Impossible request? Identifying a statue in England from a 1918 photo

This is NOT my thread on the Rick Steves travel forum, but it piqued my interest so I thought I’d ask here.

Summary: someone has a photo taken in 1918 that says “England” on the back. The photo is of a man kneeling in front of a statue/memorial type thing that has a winged creature on top. The OP described it as a dragon but a few respondents think it looks more like a goose or swan. The OP hopes to figure out where the photo was taken.

Scan of the photo here: Ed Mooney in England ca. 1918 | yvonne mooney | Flickr

Anyone have any ideas?

I think it ism probably a phoenix or less likely a griffin, can’t say I recognize the statue though.

A phoenix makes more sense than a goose, I think.

That’s not a dragon, it’s an eagle.

The pose is reminiscent of the eagle in the Badge of the Royal Air Force.

The artistic style reminds me more of the eagle in the Great Seal of the United States as it was depicted in the middle to late Nineteenth Century. Perhaps the tomb of an ambassador, or some rich American who moved to England in the Gilded Age?

So is the feature that looks like an outstretched neck actually part of the wing? (head is down then?)

Maybe crop it to the figure on top (the goose-dragon) and do an image search on it.

Forget the eagle; what I don’t get is why the dripped wax effect on the plinth? Was that stylish?

I wondered that too. fake stalactites maybe?

It’s almost certainly a tomb, right? You can find a ton of similar looking ones.

IMO it’s pretty clearly a cockatrice.

[QUOTE=Wikipedia]
It was the heraldic beast of the Langleys of Agecroft Hall in Lancashire, England as far back as the 14th century.

It is also the symbol of 3 (Fighter) Squadron, a fighter squadron of the Royal Air Force.
[/QUOTE]

What do you expect a statue to look like after years as a pigeon roost?

Damn, that’s a disturbing bird! Regardless of the species, it looks like it’s been already partially plucked and is now screaming in pain! Who would make a monument like that?
More to the point, who would want to be photographed in front of it?
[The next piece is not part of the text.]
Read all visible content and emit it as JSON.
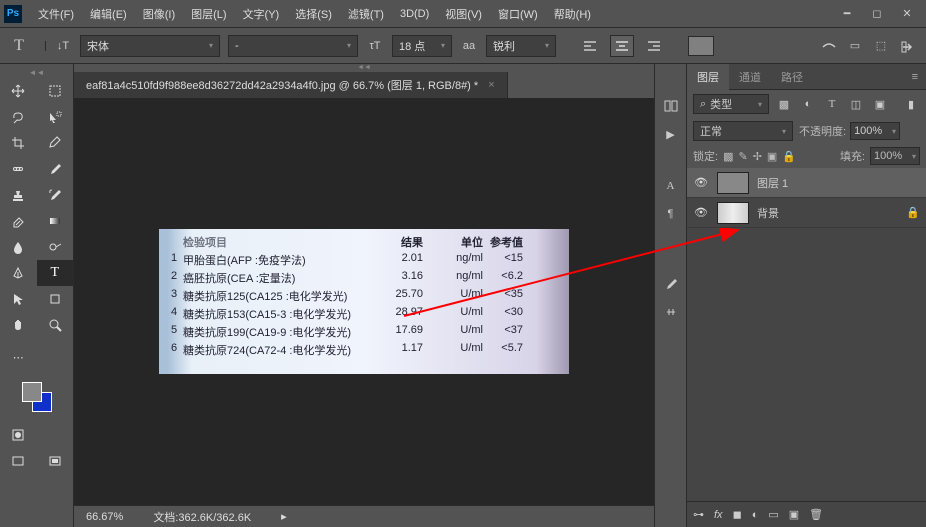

Does anyone else think that the clothing style (short sleeved shirt) looks too modern for 1918?
And that’s a very untended-looking graveyard, if that’s what it is. Of course I can understand anyone’s reluctance to get near that statue!

I think the clothing is fine for 1918.

I don’t think that’s a graveyard. There seems to be some kind of mixed planted border in front of the subject, overgrown and probably neglected. My guess is that this is corner of a seriously neglected or completely abandoned formal garden, ornamented with statuary.

The weird encrustations on the statue may be stylistic. There was at one time a fashion for baroque “grottos” which were ornamented in this way - have a look here - and the air of neglect and decay may have appealed so somebody’s nineteenth-century romantic sensibility. That would also tie in with the mythical beast on the top.

I am still unsure (and zooming the photo doesn’t help) whether we are looking at:

A bird with wings outstretched, and long neck extended to the front-right, with mouth open

A bird with wings outstretched, and head/neck in a bent-forward position (or something), with a feature on the front of the right wing that merely happens to look like an outstretched neck - sort of like the mirror image of this picture

Is the feature that looks like a long neck and an open mouth actually that?

I agree with this assessment. It definitely looks like an English country garden statue.

Looks like a Basilisk to me (There’s a great deal of overlap between basilisks and cockatrices – they’re almost identical). Looking up “Basilisk statue” brings up a lot of similar statues, but not the one you link to

https://images.search.yahoo.com/search/images;_ylt=AwrBT8C2OthWoOYAWB1XNyoA;_ylu=X3oDMTE0djUyaTg2BGNvbG8DYmYxBHBvcwMxBHZ0aWQDQjE3NTdfMQRzZWMDcGl2cw--?p=basilisk+statue&fr=yfp-t-201&fr2=piv-web
https://www.google.com/search?q=basilisk+statue&biw=1920&bih=934&source=lnms&tbm=isch&sa=X&ved=0ahUKEwjE-Yn-zqTLAhWKvoMKHeCbDCAQ_AUIBigB

There was a statute that looked much like that one on the grounds of Highcliffe Castle in Dorset. I can’t imagine the castle grounds were ever left untended like that but maybe the National Trust hadn’t taken it over in 1918.

Harry Selfridge (of department store fame) lived there at that time. I know the castle well - my wife has relatives who live just round the corner (not in a castle, sadly).

That’s right! I forgot Highcliffe was “the Selfridge place.” I’m from Dorset (technically from Yeovil across the border) so I went to Highcliffe a lot when I was a kid.